Disaster Planning

Hi everyone!

First off let me in advance apologize for the probably dumb question but I am fairly new to Elasticsearch.

This all assumes that the master nodes are dedicated and running.

I am trying to do disaster recovery planning and I am not seeing (or not understanding completely how Elasticsearch works) how to calculate for data node failures. An example of this would be if I had 4 data nodes and each index has 5 shards and 1 replica how many data nodes can I lose at once? Lets say that 2 of the 4 nodes are in a single rack and the rack goes down. What if a single node fails and allows time to replicate and bring up all the replica shards then another node fails?

I was trying to find a formula or something that would say if you have X nodes with X shards and X replicas this is what will happen? Or is it the data is still available as long as one node is up and happens to have a single shard of that index?

Any info or help or links would be greatly appreciated.

If you have 1 replica configured you can lose one node at once without losing access to the data.
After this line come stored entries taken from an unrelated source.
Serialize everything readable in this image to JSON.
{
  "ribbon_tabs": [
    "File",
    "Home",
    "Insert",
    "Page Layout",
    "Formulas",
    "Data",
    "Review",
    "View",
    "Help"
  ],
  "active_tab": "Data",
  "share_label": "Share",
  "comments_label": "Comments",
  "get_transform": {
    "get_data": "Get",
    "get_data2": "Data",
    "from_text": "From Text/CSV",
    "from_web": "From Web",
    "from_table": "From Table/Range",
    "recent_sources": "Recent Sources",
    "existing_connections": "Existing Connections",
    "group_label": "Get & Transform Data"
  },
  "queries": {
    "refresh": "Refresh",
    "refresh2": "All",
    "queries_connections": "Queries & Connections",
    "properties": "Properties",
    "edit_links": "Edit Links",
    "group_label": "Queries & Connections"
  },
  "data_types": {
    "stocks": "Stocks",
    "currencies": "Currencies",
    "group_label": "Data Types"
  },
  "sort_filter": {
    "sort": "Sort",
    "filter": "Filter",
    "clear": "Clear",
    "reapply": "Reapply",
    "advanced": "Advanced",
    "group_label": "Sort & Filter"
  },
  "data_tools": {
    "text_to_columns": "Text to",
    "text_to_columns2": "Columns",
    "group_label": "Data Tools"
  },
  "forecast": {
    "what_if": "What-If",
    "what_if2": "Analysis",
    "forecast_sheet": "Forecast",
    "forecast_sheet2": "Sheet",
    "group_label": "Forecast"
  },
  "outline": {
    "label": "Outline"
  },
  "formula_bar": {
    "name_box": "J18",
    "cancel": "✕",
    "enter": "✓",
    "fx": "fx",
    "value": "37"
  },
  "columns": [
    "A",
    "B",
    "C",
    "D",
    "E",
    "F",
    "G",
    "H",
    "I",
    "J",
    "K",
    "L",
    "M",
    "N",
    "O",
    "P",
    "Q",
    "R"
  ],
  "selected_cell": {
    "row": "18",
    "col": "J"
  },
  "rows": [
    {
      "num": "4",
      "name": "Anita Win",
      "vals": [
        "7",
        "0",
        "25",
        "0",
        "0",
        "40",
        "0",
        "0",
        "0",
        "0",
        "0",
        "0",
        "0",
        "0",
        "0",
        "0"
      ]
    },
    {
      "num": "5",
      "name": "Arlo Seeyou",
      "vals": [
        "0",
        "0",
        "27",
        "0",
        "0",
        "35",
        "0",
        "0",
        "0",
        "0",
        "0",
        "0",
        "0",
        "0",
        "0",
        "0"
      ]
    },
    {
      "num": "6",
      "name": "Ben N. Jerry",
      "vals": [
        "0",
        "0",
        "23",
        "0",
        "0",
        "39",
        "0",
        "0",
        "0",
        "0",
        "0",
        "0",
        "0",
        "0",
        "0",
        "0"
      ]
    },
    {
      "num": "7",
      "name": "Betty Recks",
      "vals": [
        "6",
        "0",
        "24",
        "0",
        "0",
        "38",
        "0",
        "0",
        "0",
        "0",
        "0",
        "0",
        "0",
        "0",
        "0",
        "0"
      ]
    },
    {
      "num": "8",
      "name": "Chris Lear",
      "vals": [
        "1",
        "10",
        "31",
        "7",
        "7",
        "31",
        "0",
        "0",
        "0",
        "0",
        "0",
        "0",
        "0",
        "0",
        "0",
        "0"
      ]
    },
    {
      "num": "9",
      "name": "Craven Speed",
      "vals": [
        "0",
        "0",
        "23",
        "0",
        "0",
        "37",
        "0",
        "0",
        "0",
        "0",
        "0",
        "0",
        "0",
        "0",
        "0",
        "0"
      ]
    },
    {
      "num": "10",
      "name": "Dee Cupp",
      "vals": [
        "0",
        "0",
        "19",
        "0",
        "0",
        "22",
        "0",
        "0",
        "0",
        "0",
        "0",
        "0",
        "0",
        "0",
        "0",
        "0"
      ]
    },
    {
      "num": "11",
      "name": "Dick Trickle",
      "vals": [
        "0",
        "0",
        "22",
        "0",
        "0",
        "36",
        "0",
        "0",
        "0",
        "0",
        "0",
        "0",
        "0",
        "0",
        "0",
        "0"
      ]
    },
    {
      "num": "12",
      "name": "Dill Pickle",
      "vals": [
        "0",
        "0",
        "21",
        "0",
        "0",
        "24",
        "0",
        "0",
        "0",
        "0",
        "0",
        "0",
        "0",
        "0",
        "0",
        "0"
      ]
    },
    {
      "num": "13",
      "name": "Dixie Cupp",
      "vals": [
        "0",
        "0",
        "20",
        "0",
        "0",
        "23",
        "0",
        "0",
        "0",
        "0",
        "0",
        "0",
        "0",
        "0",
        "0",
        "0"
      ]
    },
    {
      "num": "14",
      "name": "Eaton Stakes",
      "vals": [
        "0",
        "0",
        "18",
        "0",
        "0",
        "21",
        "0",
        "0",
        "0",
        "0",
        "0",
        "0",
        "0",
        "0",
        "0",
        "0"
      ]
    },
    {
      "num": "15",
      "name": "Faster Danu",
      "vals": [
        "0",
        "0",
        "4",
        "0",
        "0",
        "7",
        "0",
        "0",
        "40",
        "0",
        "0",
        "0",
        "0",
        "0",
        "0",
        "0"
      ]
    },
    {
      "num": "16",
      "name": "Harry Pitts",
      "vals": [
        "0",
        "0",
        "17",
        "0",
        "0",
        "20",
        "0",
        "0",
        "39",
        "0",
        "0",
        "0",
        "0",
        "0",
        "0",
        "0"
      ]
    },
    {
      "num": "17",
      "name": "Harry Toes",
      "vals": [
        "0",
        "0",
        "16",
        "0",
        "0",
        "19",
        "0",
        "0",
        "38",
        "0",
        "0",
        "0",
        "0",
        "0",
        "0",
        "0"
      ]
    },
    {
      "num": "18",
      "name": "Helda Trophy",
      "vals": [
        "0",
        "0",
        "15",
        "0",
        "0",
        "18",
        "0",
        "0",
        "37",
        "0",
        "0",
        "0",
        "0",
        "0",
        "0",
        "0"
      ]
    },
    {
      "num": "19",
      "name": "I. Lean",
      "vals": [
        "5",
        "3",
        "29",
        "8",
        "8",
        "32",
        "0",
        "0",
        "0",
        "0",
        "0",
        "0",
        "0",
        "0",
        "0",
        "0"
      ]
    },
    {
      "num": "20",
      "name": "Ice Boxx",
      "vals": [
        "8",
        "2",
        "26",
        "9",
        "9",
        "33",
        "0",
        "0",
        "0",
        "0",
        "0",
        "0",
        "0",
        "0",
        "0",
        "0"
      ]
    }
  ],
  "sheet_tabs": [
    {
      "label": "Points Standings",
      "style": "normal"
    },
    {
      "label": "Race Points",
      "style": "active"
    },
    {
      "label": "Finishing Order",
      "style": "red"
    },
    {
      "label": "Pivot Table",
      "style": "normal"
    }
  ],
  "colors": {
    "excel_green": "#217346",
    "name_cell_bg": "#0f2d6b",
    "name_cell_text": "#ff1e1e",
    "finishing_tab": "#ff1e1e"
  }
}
Once this happens a new replica will get allocated. Once all shards again are allocated you can again afford to lose a single node.

If you have multiple racks or availability zones, you can use shard allocation awareness to make sure that both primary and replica of the same shard are both places within the same rack or availability zone. This way you can lose a full rack without losing access to your data.

This topic was automatically closed 28 days after the last reply. New replies are no longer allowed.